The capitalist politicians, like the giant corporations and banks they serve, welcome the growth of unemployment, wage cutting and poverty, because these are central components of a vast transfer of wealth from the working class—and large sections of the middle class—to the super-rich.

As the Federal Reserve Board noted in a report released in June, the real wealth of the average American household plummeted 38.9 percent from 2007 to 2010, essentially wiping out all the gains made by working people over the previous two decades.

This was not merely the result of the collapse in the housing market, which slashed the value of the only sizable asset owned by most workers. It was the direct consequence of decisions made in corporate boardrooms and in Washington to benefit the wealthy at the expense of working people.

These policies will continue and intensify regardless of whether Obama or Romney occupies the White House next year, and whether the Democrats or the Republicans control Congress. The American ruling class is waging war against the jobs, living standards and social conditions of working people, and both the official parties are enlisted on behalf of the financial aristocracy.

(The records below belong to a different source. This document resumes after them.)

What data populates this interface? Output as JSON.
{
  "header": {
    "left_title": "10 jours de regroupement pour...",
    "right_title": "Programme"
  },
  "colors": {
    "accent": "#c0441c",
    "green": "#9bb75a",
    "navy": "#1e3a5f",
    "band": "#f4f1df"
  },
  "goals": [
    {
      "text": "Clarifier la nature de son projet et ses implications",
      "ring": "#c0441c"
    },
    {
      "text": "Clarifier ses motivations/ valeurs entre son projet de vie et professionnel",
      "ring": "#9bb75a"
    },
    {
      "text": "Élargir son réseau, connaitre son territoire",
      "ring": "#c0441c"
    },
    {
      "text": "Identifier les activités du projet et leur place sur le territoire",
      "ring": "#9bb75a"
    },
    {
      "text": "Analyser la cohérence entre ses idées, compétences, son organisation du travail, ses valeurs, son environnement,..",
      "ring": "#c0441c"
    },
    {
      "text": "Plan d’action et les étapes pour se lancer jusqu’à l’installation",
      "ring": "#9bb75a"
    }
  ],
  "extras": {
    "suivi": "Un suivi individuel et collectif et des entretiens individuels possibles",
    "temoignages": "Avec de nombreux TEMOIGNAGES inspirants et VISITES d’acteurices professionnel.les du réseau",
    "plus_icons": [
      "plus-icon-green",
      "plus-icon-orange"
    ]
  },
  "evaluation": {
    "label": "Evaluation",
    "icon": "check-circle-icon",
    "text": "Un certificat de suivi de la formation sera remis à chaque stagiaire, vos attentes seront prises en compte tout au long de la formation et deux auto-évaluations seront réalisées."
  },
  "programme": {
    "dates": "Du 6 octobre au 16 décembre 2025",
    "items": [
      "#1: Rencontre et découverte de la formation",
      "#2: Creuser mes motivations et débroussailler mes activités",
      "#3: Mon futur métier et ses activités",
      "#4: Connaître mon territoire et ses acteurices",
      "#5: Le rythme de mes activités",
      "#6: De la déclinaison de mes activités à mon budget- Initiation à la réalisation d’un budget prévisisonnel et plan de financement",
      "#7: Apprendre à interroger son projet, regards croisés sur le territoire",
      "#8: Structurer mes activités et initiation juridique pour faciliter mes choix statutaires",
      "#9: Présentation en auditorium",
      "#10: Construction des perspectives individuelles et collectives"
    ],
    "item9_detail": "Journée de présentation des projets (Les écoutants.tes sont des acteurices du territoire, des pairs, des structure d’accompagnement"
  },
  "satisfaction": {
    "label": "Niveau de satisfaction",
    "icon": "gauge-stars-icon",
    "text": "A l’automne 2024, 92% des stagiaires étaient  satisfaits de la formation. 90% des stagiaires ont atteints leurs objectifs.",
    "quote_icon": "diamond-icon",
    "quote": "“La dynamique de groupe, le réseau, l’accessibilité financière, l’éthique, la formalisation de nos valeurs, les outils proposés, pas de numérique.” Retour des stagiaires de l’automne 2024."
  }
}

This truth was underscored by an interview Obama gave Saturday to the Associated Press, in which he pledged to reach agreement with the Republicans in Congress if he is reelected. “I’m prepared to make a whole range of compromises,” he said, including concessions that would be opposed within his party, because “the American people will have voted.”

In other words, once the election is safely over, the two parties can drop their populist phrases and their pretense of intransigent hostility and get down to business: meeting the demands of their corporate masters to slash the federal deficit by gutting programs like Medicare, Medicaid and Social Security, and enacting new tax breaks for the corporations and the wealthy.